Physician-Friendly Machine Learning Algorithms for Medical Diagnosis
The following Great Innovative Idea is from Hien Nguyen, Assistant Professor of Electrical & Computer Engineering at the University of Houston. Hien was a participant and presented his poster at the Computing Community Consortium (CCC) Early Career Researcher Symposium, August 1-2, 2018.
The Idea
Machine learning and artificial intelligence have a great potential to revolutionize medical diagnosis. However, most of existing computer-aided diagnosis (CAD) systems focused on improving the stand-alone performance without considering the interaction with physicians. Therefore, while many studies reported a high level of diagnostic accuracy using CAD systems, there is research showing that the overall performance of doctor-CAD team is lower than that of doctors or the CAD systems in isolation.
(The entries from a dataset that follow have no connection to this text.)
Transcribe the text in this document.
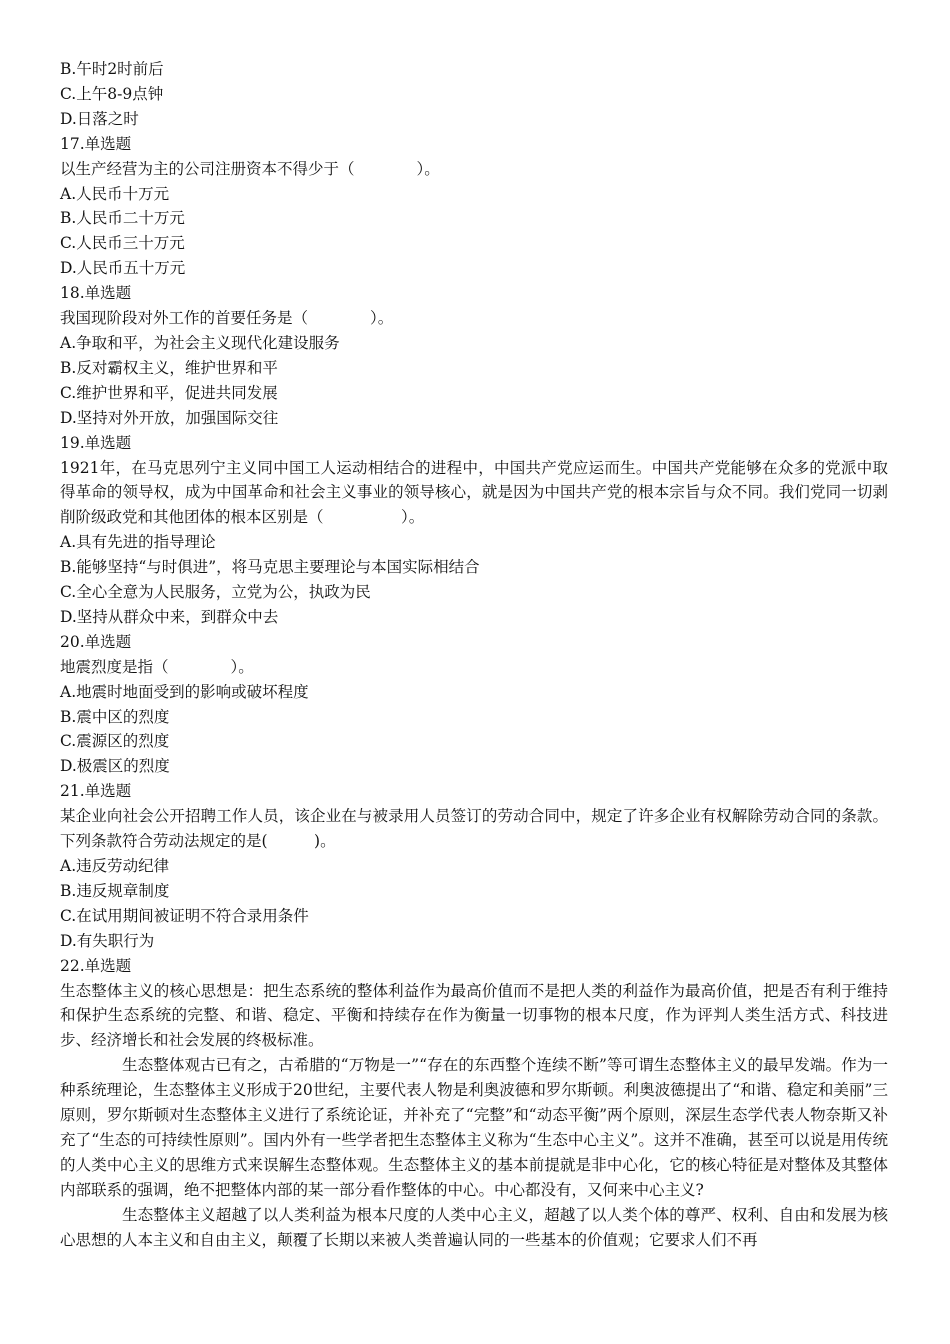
B.午时2时前后
C.上午8-9点钟
D.日落之时
17.单选题
以生产经营为主的公司注册资本不得少于（　　　　）。
A.人民币十万元
B.人民币二十万元
C.人民币三十万元
D.人民币五十万元
18.单选题
我国现阶段对外工作的首要任务是（　　　　）。
A.争取和平，为社会主义现代化建设服务
B.反对霸权主义，维护世界和平
C.维护世界和平，促进共同发展
D.坚持对外开放，加强国际交往
19.单选题
1921年，在马克思列宁主义同中国工人运动相结合的进程中，中国共产党应运而生。中国共产党能够在众多的党派中取得革命的领导权，成为中国革命和社会主义事业的领导核心，就是因为中国共产党的根本宗旨与众不同。我们党同一切剥削阶级政党和其他团体的根本区别是（　　　　　）。
A.具有先进的指导理论
B.能够坚持“与时俱进”，将马克思主要理论与本国实际相结合
C.全心全意为人民服务，立党为公，执政为民
D.坚持从群众中来，到群众中去
20.单选题
地震烈度是指（　　　　）。
A.地震时地面受到的影响或破坏程度
B.震中区的烈度
C.震源区的烈度
D.极震区的烈度
21.单选题
某企业向社会公开招聘工作人员，该企业在与被录用人员签订的劳动合同中，规定了许多企业有权解除劳动合同的条款。下列条款符合劳动法规定的是(　　　)。
A.违反劳动纪律
B.违反规章制度
C.在试用期间被证明不符合录用条件
D.有失职行为
22.单选题
生态整体主义的核心思想是：把生态系统的整体利益作为最高价值而不是把人类的利益作为最高价值，把是否有利于维持和保护生态系统的完整、和谐、稳定、平衡和持续存在作为衡量一切事物的根本尺度，作为评判人类生活方式、科技进步、经济增长和社会发展的终极标准。
生态整体观古已有之，古希腊的“万物是一”“存在的东西整个连续不断”等可谓生态整体主义的最早发端。作为一种系统理论，生态整体主义形成于20世纪，主要代表人物是利奥波德和罗尔斯顿。利奥波德提出了“和谐、稳定和美丽”三原则，罗尔斯顿对生态整体主义进行了系统论证，并补充了“完整”和“动态平衡”两个原则，深层生态学代表人物奈斯又补充了“生态的可持续性原则”。国内外有一些学者把生态整体主义称为“生态中心主义”。这并不准确，甚至可以说是用传统的人类中心主义的思维方式来误解生态整体观。生态整体主义的基本前提就是非中心化，它的核心特征是对整体及其整体内部联系的强调，绝不把整体内部的某一部分看作整体的中心。中心都没有，又何来中心主义?
生态整体主义超越了以人类利益为根本尺度的人类中心主义，超越了以人类个体的尊严、权利、自由和发展为核心思想的人本主义和自由主义，颠覆了长期以来被人类普遍认同的一些基本的价值观；它要求人们不再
To address this shortcoming, we develop an interactive diagnostic model capable of incorporating physicians’ domain knowledge in real-time to improve its decision function. Our system, based on a variant of Neural Turing Machine, can effectively adapt to different doctors’ diagnostic styles using only a small number of feedbacks.
Impact
Diagnostic errors account for 40,000 to 80,000 deaths annually in U.S. hospitals. An improvement in the diagnostic accuracy will help save many lives and reduce the healthcare’s cost resulted from unnecessary medical procedures. Our research idea potentially makes computer aided diagnosis systems much friendlier to physicians. The new technology is expected to facilitate a higher adoption rate and a better diagnostic performance for the doctor-CAD team. In the long term, the statistics generated from the interaction between physicians and CAD systems will shed the light on how to best combine doctors’ and CAD systems’ decisions to achieve super-human diagnostic accuracies.
Other Research
Dr. Nguyen’s research focuses on designing robust and adaptive machine learning algorithms. His group recently works on making deep networks more data efficient and adaptive to external input. He has published papers at top venues (CVPR, ICCV, MICCAI, TPAMI, TIP) and organized tutorials on deep learning and reinforcement learning at premier conferences. He is currently ranked among top 2 authors by Google Scholar, and top 3 authors by Web of Science in the topic of non-linear dictionary learning.
Researcher’s Background
Dr. Hien V. Nguyen is an Assistant Professor of Electrical and Computer Engineering Department, the University of Houston (UH). Prior to UH, he was a senior scientist at Uber Advanced Technologies Center (2015-2016), and a scientist at Siemens Research Corporate (2013-2015). He received a B.S. from the National University of Singapore (2007), and a Ph.D. from the University of Maryland at College Park (2013). Dr. Nguyen has published 30 journals, conference papers, and book chapters, 10 patents and inventions.